Portugal, also, is mostly not in the correct time zone. In continental Portugal, when the clock strikes 12 a.m. it is according to sun time only 11:25 a.m. on its west coast (highest population density). In the Portuguese islands, the time zones seem to be the result of some confusion. For the Madeira archipelago, the perfect time-zone would actually be Azores time, instead of Western European Time. Given the present circumstances, when the clock strikes 12 a.m. it is only 10:45 a.m. according to sun time. For the Azores archipelago, the ideal time zone would actually be time UTC-2:00. Given the present circumstances, when the clock strikes 12 a.m., depending on the island, it is approximately anywhere between 11:00 a.m. and 11:15 a.m. according to sun time.

Daylight saving time means nothing but applying a time zone further east (see Figure 2). Germany lives during daylight saving time with Eastern European Time. If the midday bells ring at 12 a.m., it is only 10:55 a.m. in the east of Germany and 10:30 a.m. in the west, according to sun time.

Even more dramatic is the discrepancy between social time and sun time in the Western European countries. In Galicia, it is only 9:30 a.m. sun time, when the clock shows 12 a.m.

In the west of continental Portugal daylight saving time means to eat lunch at 10:25 a.m., although the clock is showing 12 o'clock. For Madeira archipelago, midday means 9:45am, while in Azores archipelago, it means between 10.00 and 10:15am, in accordance with solar time.

Decoupling sun time from social time has serious health consequences.

Figure 2: European time zones in daylight saving time. Source: [RoWK19], edited.

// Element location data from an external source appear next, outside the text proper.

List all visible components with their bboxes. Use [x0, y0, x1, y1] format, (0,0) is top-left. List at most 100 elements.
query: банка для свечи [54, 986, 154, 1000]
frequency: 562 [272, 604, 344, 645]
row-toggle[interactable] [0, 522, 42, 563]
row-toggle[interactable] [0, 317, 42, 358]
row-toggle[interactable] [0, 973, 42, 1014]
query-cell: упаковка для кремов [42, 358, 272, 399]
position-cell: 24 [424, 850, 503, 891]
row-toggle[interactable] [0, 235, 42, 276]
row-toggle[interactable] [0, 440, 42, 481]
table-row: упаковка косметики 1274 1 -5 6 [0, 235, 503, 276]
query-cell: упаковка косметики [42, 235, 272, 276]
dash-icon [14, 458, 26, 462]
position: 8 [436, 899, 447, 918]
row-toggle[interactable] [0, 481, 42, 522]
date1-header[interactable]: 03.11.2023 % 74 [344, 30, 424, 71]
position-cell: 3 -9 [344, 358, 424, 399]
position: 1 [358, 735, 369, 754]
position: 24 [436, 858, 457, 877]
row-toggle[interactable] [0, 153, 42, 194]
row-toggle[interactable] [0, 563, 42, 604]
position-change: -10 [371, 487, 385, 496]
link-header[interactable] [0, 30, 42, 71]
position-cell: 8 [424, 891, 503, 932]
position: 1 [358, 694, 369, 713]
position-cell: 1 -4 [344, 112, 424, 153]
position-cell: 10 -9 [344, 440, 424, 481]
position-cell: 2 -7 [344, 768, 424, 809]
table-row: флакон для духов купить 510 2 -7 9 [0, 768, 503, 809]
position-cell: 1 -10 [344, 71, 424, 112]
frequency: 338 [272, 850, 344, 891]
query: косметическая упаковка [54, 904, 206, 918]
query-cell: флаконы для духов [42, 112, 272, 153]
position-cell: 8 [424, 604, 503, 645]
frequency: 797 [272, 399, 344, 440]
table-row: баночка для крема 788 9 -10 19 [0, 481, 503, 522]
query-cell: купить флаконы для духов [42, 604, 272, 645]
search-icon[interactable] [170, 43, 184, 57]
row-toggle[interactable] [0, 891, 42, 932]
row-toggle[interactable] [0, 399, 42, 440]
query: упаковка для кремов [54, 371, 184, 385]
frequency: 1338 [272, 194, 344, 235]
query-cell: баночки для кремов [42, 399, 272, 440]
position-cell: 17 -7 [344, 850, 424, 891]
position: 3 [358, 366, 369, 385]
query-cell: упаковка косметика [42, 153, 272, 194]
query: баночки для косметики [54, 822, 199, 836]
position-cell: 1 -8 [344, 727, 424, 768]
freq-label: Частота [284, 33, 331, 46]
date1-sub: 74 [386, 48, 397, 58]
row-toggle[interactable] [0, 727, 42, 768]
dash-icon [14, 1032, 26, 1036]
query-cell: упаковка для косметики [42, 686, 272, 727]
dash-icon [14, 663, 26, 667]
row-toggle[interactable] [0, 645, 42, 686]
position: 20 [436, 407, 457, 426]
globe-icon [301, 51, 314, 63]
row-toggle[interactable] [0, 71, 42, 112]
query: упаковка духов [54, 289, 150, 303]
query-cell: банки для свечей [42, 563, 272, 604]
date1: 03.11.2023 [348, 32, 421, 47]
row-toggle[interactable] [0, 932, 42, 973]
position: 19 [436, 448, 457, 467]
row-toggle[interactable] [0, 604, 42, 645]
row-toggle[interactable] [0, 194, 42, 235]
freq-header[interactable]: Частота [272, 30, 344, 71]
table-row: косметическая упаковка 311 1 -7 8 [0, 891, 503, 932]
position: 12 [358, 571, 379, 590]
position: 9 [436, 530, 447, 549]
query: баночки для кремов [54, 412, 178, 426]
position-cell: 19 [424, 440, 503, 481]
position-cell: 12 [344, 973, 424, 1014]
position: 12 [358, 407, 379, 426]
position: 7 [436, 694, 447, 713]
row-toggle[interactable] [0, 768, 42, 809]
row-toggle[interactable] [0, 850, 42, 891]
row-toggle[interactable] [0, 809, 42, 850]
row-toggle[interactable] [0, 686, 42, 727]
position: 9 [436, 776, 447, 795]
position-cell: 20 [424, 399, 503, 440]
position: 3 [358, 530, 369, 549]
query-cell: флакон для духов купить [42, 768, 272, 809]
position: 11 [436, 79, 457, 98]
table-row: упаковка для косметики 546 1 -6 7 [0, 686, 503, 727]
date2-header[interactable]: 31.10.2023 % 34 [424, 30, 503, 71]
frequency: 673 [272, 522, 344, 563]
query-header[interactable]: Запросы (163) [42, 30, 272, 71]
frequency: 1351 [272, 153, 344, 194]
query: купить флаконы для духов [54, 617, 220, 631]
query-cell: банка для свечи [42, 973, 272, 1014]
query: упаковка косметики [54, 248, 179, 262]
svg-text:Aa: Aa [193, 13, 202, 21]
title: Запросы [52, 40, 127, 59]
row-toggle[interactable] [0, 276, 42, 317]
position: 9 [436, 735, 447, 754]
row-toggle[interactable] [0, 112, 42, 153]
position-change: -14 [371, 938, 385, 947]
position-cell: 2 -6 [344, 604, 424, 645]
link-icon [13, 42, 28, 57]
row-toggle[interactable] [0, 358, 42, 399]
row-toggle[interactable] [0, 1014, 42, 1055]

However, there is a simple solution: the position of the Member States of the European Union provides optimal conditions for natural time by using geographically adequate time zones [RoWK19] (see Figure 3). It would not even be necessary to let time zone borders run through the middle of countries. Concerns about turning Europe into a patchwork of time zones are also unfounded. The United States has been working with six time zones for over a century, some of which with borders running through states. Why shouldn't Europe be able to do that?


The division presented in figure 3, connects the social time as best as possible with the position of the sun and, thus, with natural time and our internal clock - a solution for the health of all [RoWK19].

Figure 3: Healthy European time zones. Source: [RoWK19], edited.